Recursive Deep Models have been used as powerful models to learn compositional representations of text for many natural language processing tasks. However, they require structured input (i.e. sentiment treebank) to encode sentences based on their tree-based structure to enable them to learn latent semantics of words using recursive composition functions. In this paper, we present our contributions and efforts for the Turkish Sentiment Treebank construction. We introduce MS-TR, a Morphologically Enriched Sentiment Treebank, which was implemented for training Recursive Deep Models to address compositional sentiment analysis for Turkish, which is one of the well-known Morphologically Rich Language (MRL).
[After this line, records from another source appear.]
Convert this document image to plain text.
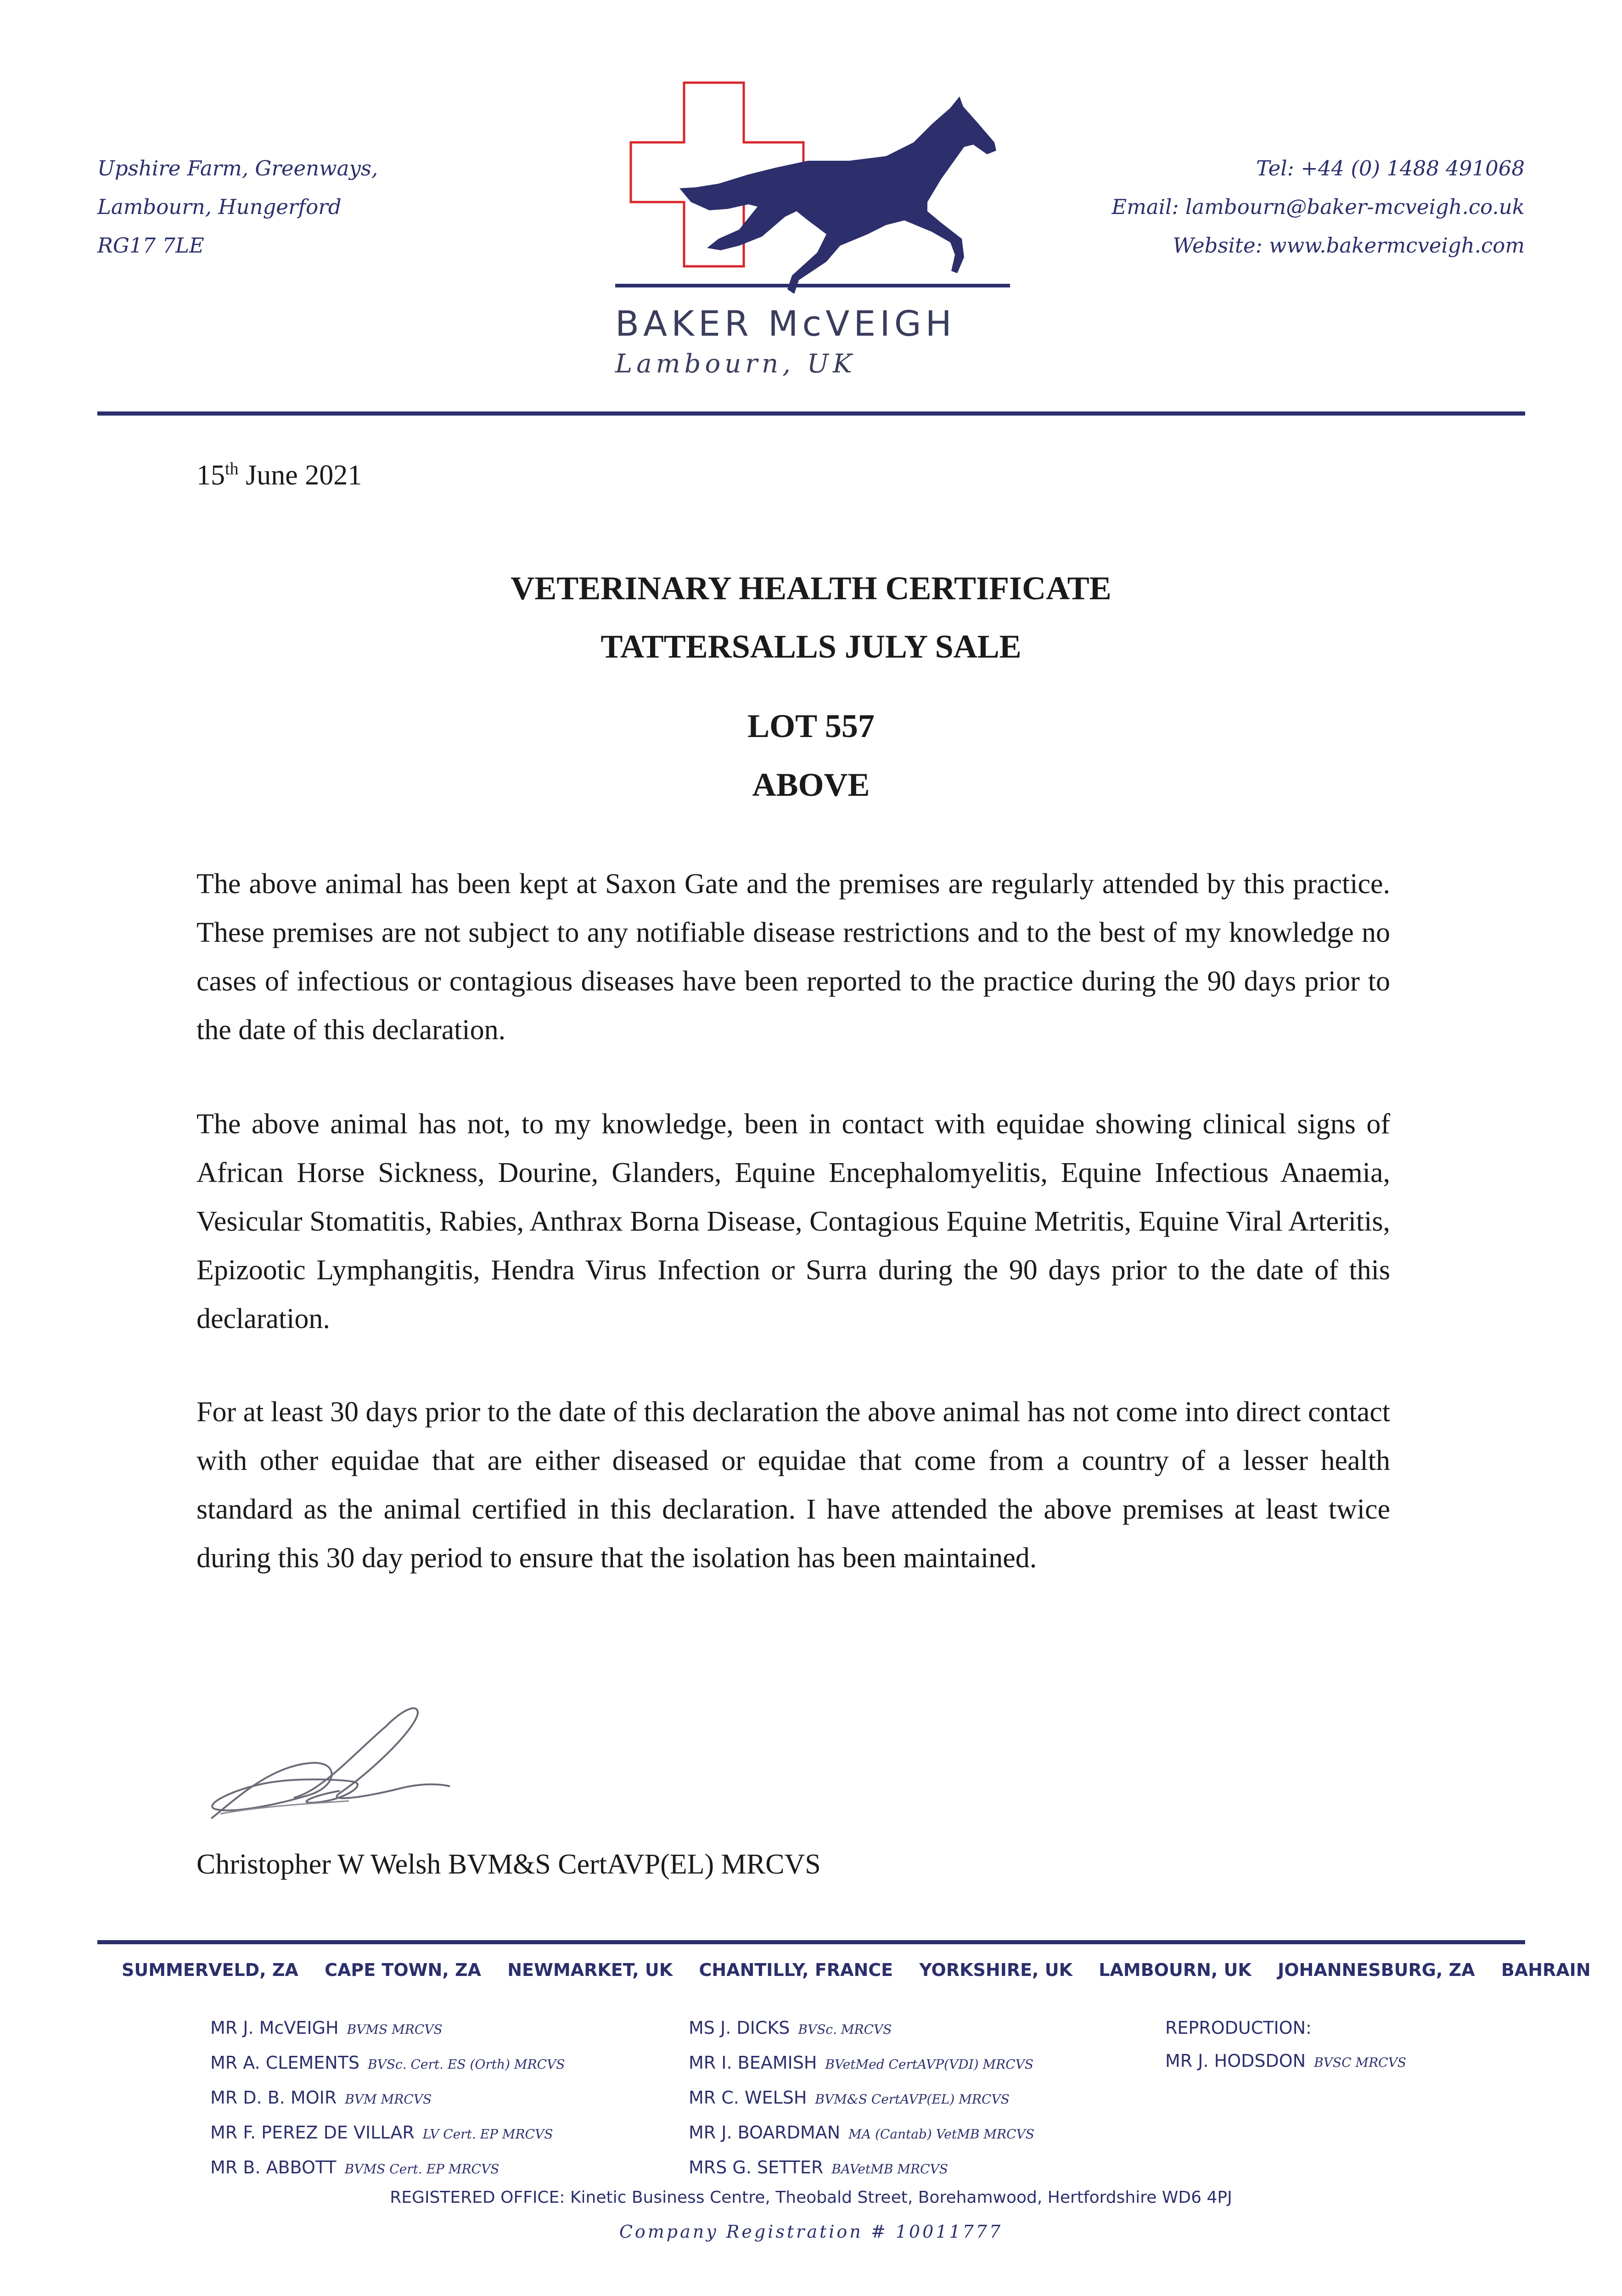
Upshire Farm, Greenways,
Lambourn, Hungerford
RG17 7LE
BAKER McVEIGH
Lambourn, UK
Tel: +44 (0) 1488 491068
Email: lambourn@baker-mcveigh.co.uk
Website: www.bakermcveigh.com
15th June 2021
VETERINARY HEALTH CERTIFICATE
TATTERSALLS JULY SALE
LOT 557
ABOVE
The above animal has been kept at Saxon Gate and the premises are regularly attended by this practice. These premises are not subject to any notifiable disease restrictions and to the best of my knowledge no cases of infectious or contagious diseases have been reported to the practice during the 90 days prior to the date of this declaration.
The above animal has not, to my knowledge, been in contact with equidae showing clinical signs of African Horse Sickness, Dourine, Glanders, Equine Encephalomyelitis, Equine Infectious Anaemia, Vesicular Stomatitis, Rabies, Anthrax Borna Disease, Contagious Equine Metritis, Equine Viral Arteritis, Epizootic Lymphangitis, Hendra Virus Infection or Surra during the 90 days prior to the date of this declaration.
For at least 30 days prior to the date of this declaration the above animal has not come into direct contact with other equidae that are either diseased or equidae that come from a country of a lesser health standard as the animal certified in this declaration. I have attended the above premises at least twice during this 30 day period to ensure that the isolation has been maintained.
Christopher W Welsh BVM&S CertAVP(EL) MRCVS
SUMMERVELD, ZA CAPE TOWN, ZA NEWMARKET, UK CHANTILLY, FRANCE YORKSHIRE, UK LAMBOURN, UK JOHANNESBURG, ZA BAHRAIN
MR J. McVEIGH BVMS MRCVS
MR A. CLEMENTS BVSc. Cert. ES (Orth) MRCVS
MR D. B. MOIR BVM MRCVS
MR F. PEREZ DE VILLAR LV Cert. EP MRCVS
MR B. ABBOTT BVMS Cert. EP MRCVS
MS J. DICKS BVSc. MRCVS
MR I. BEAMISH BVetMed CertAVP(VDI) MRCVS
MR C. WELSH BVM&S CertAVP(EL) MRCVS
MR J. BOARDMAN MA (Cantab) VetMB MRCVS
MRS G. SETTER BAVetMB MRCVS
REPRODUCTION:
MR J. HODSDON BVSC MRCVS
REGISTERED OFFICE: Kinetic Business Centre, Theobald Street, Borehamwood, Hertfordshire WD6 4PJ
Company Registration # 10011777
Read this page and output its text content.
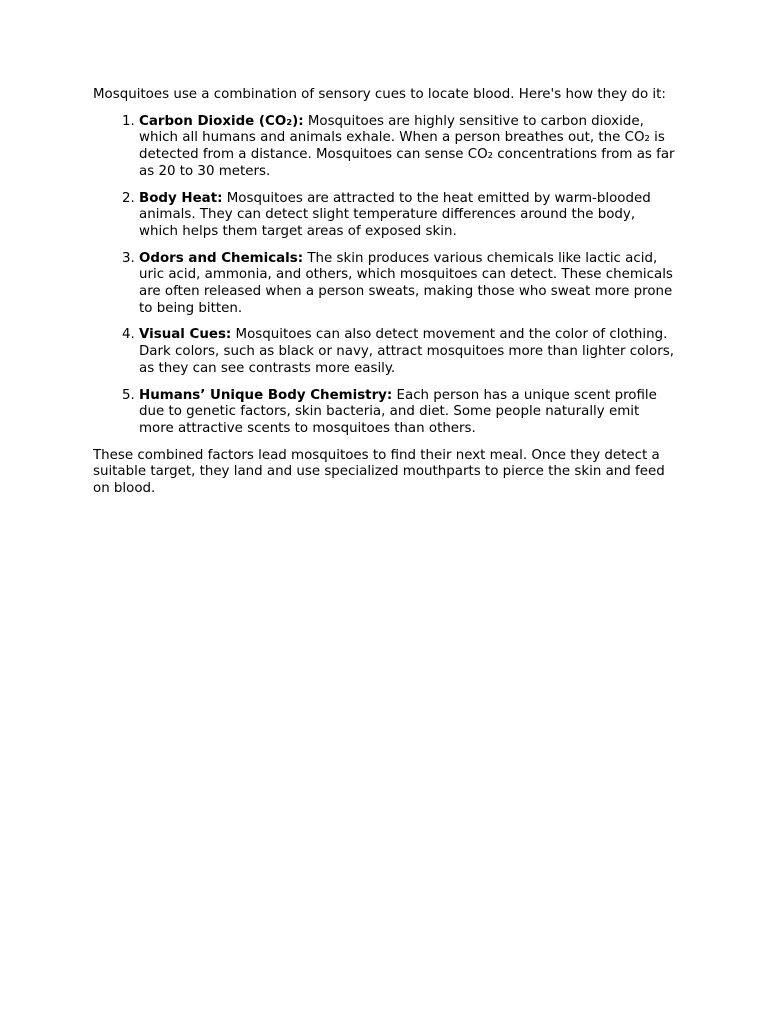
Mosquitoes use a combination of sensory cues to locate blood. Here's how they do it:

1. Carbon Dioxide (CO₂): Mosquitoes are highly sensitive to carbon dioxide, which all humans and animals exhale. When a person breathes out, the CO₂ is detected from a distance. Mosquitoes can sense CO₂ concentrations from as far as 20 to 30 meters.
2. Body Heat: Mosquitoes are attracted to the heat emitted by warm-blooded animals. They can detect slight temperature differences around the body, which helps them target areas of exposed skin.
3. Odors and Chemicals: The skin produces various chemicals like lactic acid, uric acid, ammonia, and others, which mosquitoes can detect. These chemicals are often released when a person sweats, making those who sweat more prone to being bitten.
4. Visual Cues: Mosquitoes can also detect movement and the color of clothing. Dark colors, such as black or navy, attract mosquitoes more than lighter colors, as they can see contrasts more easily.
5. Humans’ Unique Body Chemistry: Each person has a unique scent profile due to genetic factors, skin bacteria, and diet. Some people naturally emit more attractive scents to mosquitoes than others.

These combined factors lead mosquitoes to find their next meal. Once they detect a suitable target, they land and use specialized mouthparts to pierce the skin and feed on blood.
We propose a semi-supervised automatic annotation, as a distant-supervision approach, using morphological features of words to infer the polarity of the inner nodes of MS-TR as positive and negative. The proposed annotation model has four different annotation levels: morph-level, stem-level, token-level, and review-level. Each annotation level's contribution was tested using three different domain datasets, including product reviews, movie reviews, and the Turkish Natural Corpus essays. Comparative results were obtained with the Recursive Neural Tensor Networks (RNTN) model which is operated over MS-TR, and conventional machine learning methods. Experiments proved that RNTN outperformed the baseline methods and achieved much better accuracy results compared to the baseline methods, which cannot accurately capture the aggregated sentiment information.